# Pictures of Mocha *updated* w/ LOTS of pics!



## CuteHedgieGirl (Aug 28, 2009)

This is Mocha, she is my new baby. 

Posing with the flowers 









Look at those ears! :shock: 









Sittin in my hand  









Just walking around









I really like this picture! She looks so little and cute in it









Hidey face :| 









Grumpy face :x 









Walkin around on her hedgie bag









She likes me!









adorable









another cute pic









Ok, no more pictures.









"Leave me alone..." -Mocha 









Hope you enjoyed them


----------



## Ahava (Mar 25, 2009)

*Re: So...This is my new girl  ... *

awes what a sweet little girl. I hope everything will be okay with Mocha. Stay happy hunny!


----------



## Snickers Mom (Aug 31, 2009)

*Re: So...This is my new girl  ... *

AWEE. She is adorable. Good luck with this one I hope she makes you super happy.


----------



## hedgewawa (Apr 25, 2009)

*Re: So...This is my new girl  ... *

Best of luck to you and you girl Mocha. She is very cute. I know that Mocha will ease your heart.


----------



## CuteHedgieGirl (Aug 28, 2009)

NEW PICS!


----------



## Vortex (Aug 28, 2008)

awwww how cute!!! <3 shes beautiful


----------



## shetland (Sep 2, 2008)

What a beautiful little girl! I know her sweetness will help you to heal.


----------



## lane_m (May 20, 2009)

That hedgehog is adorable  

I love her markings.


----------



## FiaSpice (Jan 16, 2009)

She's so lovely and I love her markings


----------



## Shelbys Mom (Mar 27, 2009)

She is adorable!
Looks like she might be a chocolate pinto!
Or as I call my little chocolate pinto a little Cocoa Bean!

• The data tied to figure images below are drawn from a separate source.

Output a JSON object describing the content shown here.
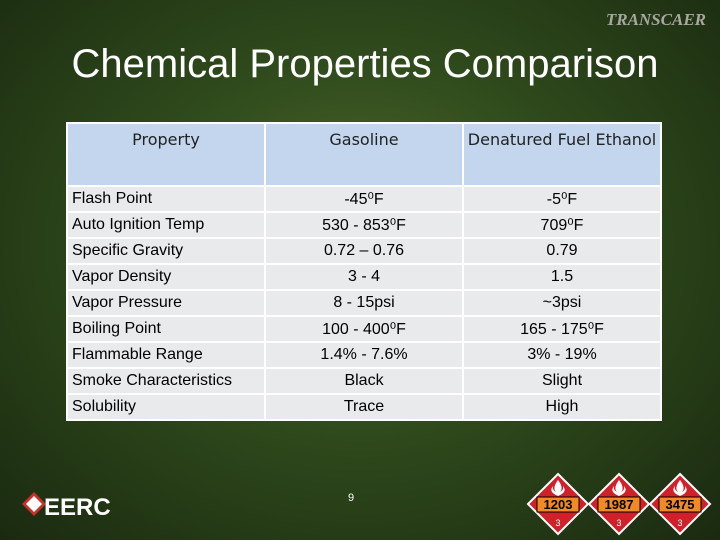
{
  "header": {
    "title": "Chemical Properties Comparison",
    "logo": "TRANSCAER"
  },
  "table": {
    "columns": [
      "Property",
      "Gasoline",
      "Denatured Fuel Ethanol"
    ],
    "rows": [
      [
        "Flash Point",
        "-45⁰F",
        "-5⁰F"
      ],
      [
        "Auto Ignition Temp",
        "530 - 853⁰F",
        "709⁰F"
      ],
      [
        "Specific Gravity",
        "0.72 – 0.76",
        "0.79"
      ],
      [
        "Vapor Density",
        "3 - 4",
        "1.5"
      ],
      [
        "Vapor Pressure",
        "8 - 15psi",
        "~3psi"
      ],
      [
        "Boiling Point",
        "100 - 400⁰F",
        "165 - 175⁰F"
      ],
      [
        "Flammable Range",
        "1.4% - 7.6%",
        "3% - 19%"
      ],
      [
        "Smoke Characteristics",
        "Black",
        "Slight"
      ],
      [
        "Solubility",
        "Trace",
        "High"
      ]
    ]
  },
  "footer": {
    "page_number": "9",
    "org_logo": "EERC",
    "placards": [
      {
        "number": "1203",
        "class": "3"
      },
      {
        "number": "1987",
        "class": "3"
      },
      {
        "number": "3475",
        "class": "3"
      }
    ]
  }
}
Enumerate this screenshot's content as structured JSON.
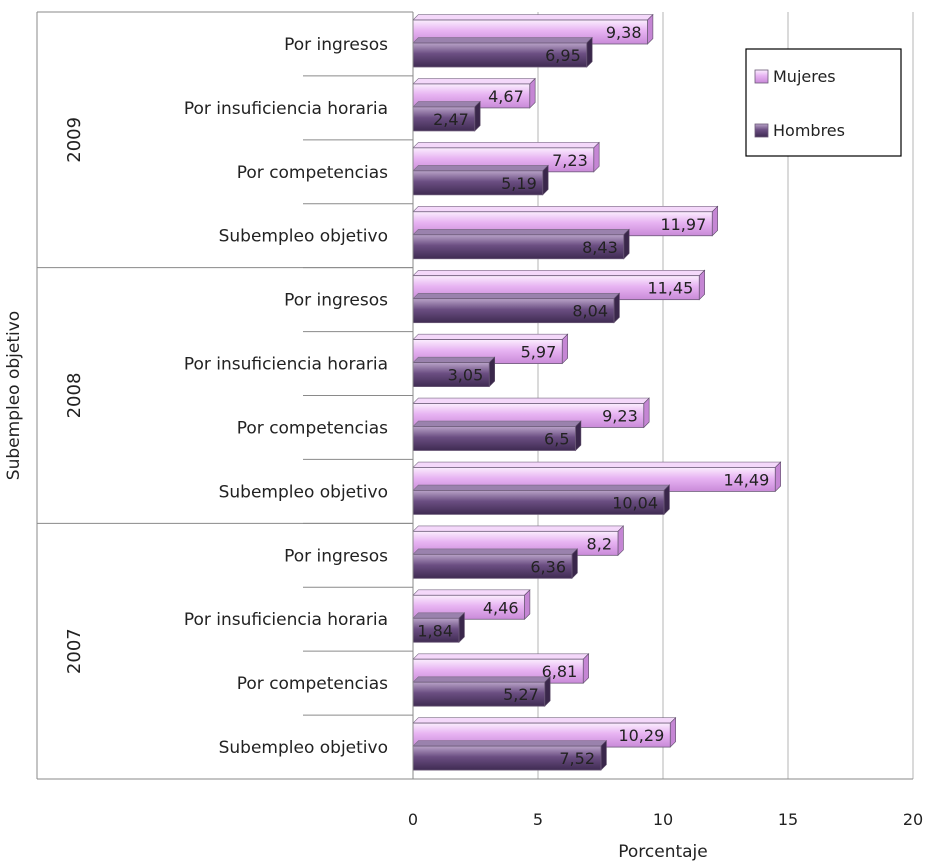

In which case Mocha seems to be the perfect name for her.


----------



## AAdict (May 2, 2009)

gorgeous pinto girlie  congrats (and very sorry to read about Latte)


----------



## CuteHedgieGirl (Aug 28, 2009)

LOTS of new pics added to the additional new pics 

they are added to the top of the list!


----------



## Pipkin (Aug 26, 2009)

She is just gorgeous  a lovely colour, love her little blotch of white quills.

Sorry about Latte aswel  bet you were devastated. So young aswel. Shes up in Hedgie heaven now though god bless her.


----------



## shetland (Sep 2, 2008)

I really like the captions!!!!!!!!!!!


----------



## Nancy (Aug 22, 2008)

She is gorgeous and looks like a wonderful little girl.


----------